Second, the adage that "defense travels" is never more true than in the title game. Rhythm and timing are keys to an offense, and with the Super Bowl's extended buildup, pregame warm-ups on a field crowded with people and extended halftime, it's difficult to keep your routine.

But No. 1-ranked defenses? In the past four seasons alone, three No. 1 defenses have prevailed in the Super Bowl. The Seahawks stifled the Broncos' 606-point offense, the Broncos overpowered the Carolina Panthers' 500-point offense, and the Patriots recovered just in time to finish the Falcons.

Third, with so much emphasis on the pass in most 500-point offenses, sometimes those offenses reach when the simplest of plays will do.

On Sunday, the Patriots had momentum in the fourth quarter, but the Falcons still had a 28-20 lead and the ball at the New England 22-yard line with 4 minutes, 40 seconds to play. Three nondescript running plays and a field goal likely would have preserved the win for the Falcons.

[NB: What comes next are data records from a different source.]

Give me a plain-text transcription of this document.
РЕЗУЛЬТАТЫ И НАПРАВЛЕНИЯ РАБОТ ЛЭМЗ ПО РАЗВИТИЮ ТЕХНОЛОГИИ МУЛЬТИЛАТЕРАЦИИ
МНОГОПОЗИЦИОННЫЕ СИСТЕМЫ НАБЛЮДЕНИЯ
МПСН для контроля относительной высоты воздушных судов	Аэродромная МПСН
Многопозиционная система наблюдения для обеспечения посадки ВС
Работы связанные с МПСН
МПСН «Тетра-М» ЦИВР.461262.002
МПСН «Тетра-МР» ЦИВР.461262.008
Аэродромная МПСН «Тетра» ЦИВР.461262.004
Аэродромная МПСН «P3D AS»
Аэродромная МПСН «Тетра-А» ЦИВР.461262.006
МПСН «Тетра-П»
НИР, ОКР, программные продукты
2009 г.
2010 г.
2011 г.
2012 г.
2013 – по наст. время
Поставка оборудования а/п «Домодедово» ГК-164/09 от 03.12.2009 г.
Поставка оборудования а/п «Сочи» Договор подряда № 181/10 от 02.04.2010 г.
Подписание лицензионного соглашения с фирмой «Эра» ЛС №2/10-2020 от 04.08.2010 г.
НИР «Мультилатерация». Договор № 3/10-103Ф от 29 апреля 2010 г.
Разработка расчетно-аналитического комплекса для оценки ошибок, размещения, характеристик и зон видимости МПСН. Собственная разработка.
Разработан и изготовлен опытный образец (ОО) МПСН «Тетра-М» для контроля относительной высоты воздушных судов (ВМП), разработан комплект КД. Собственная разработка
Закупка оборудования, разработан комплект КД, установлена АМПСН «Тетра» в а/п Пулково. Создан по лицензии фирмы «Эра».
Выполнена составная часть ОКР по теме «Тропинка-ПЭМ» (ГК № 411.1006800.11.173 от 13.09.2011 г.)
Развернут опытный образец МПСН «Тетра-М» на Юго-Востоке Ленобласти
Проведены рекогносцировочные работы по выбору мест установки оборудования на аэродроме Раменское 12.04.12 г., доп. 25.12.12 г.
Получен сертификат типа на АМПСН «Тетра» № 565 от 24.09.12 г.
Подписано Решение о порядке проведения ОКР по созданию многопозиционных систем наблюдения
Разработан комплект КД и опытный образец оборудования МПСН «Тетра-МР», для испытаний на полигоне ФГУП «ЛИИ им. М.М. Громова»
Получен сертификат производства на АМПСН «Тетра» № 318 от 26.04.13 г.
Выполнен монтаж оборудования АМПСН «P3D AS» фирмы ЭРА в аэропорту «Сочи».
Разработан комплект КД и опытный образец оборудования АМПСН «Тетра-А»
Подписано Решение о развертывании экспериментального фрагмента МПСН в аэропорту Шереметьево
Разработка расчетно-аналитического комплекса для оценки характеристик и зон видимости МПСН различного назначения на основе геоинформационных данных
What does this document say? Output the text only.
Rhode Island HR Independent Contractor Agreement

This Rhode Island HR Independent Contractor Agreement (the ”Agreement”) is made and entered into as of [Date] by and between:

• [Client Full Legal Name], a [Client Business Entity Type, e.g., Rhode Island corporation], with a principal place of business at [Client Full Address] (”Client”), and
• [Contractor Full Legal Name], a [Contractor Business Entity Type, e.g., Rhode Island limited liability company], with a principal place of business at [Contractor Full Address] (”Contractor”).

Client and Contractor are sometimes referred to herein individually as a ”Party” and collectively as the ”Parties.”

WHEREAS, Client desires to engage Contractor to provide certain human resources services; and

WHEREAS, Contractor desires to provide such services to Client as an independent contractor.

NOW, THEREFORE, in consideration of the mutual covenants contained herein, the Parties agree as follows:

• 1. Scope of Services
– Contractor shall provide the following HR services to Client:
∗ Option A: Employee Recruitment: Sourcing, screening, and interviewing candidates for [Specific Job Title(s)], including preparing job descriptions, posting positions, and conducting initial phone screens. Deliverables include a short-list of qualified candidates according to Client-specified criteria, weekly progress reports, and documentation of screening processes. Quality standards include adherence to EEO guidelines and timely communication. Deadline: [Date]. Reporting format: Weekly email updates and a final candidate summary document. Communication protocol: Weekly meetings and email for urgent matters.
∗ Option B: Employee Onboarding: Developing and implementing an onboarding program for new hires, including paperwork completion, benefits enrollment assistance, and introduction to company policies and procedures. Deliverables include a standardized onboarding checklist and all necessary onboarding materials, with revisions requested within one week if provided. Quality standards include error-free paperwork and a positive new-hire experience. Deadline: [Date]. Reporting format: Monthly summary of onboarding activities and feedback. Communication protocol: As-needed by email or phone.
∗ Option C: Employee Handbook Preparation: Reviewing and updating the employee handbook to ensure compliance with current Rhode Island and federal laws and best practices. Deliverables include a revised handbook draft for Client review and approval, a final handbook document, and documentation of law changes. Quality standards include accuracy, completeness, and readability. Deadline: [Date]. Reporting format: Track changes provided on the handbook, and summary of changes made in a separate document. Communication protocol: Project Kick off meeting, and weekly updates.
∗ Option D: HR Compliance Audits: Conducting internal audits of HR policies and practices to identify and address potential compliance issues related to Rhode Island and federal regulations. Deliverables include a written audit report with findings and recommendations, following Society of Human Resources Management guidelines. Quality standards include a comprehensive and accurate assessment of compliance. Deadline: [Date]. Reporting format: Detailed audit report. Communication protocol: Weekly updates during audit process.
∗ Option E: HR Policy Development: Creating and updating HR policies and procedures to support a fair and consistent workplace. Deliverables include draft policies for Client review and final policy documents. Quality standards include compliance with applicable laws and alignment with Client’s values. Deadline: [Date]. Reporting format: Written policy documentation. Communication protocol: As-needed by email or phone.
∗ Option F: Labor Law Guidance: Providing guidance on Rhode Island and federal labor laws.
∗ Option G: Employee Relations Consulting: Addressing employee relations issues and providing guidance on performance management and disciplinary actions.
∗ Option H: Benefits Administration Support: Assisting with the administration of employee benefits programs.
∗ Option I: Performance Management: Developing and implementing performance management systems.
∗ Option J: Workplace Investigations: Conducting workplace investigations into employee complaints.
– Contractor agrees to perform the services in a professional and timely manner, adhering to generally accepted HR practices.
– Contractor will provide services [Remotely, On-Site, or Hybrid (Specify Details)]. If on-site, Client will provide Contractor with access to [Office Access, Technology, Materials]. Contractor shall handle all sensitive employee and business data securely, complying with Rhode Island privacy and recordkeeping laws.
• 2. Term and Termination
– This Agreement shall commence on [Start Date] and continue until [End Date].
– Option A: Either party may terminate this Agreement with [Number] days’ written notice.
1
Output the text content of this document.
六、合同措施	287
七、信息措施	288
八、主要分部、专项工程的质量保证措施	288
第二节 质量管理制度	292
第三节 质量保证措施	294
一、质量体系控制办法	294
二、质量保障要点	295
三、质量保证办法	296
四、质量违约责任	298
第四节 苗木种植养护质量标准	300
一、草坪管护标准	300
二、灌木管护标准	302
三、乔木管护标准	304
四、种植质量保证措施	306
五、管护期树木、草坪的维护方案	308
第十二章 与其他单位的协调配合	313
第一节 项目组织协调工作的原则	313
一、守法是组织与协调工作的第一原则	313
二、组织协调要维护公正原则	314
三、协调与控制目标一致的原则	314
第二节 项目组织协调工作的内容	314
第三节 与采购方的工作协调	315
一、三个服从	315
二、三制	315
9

Instead, after a 1-yard loss by RB Devonta Freeman on a first-down run, the Falcons went to the passing game. Ryan was sacked for a 12-yard loss on second down, and then Jake Matthews was flagged for holding on the next play -- a pass play.

The Falcons were pushed back to the New England 45-yard line, out of field goal range. They punted, and New England scored to tie the game and went on to win in overtime.

"Well, we thought we'd have a good look based on the personnel that was in the game for them," Falcons coach Dan Quinn said. "We trust our guys, so we thought that was the opportunity to let it rip. When it doesn't go that way, then it's easy to question it."

"I think everybody across the board would have liked to have done things differently because at the end of the day, we didn't get the job done," Ryan said.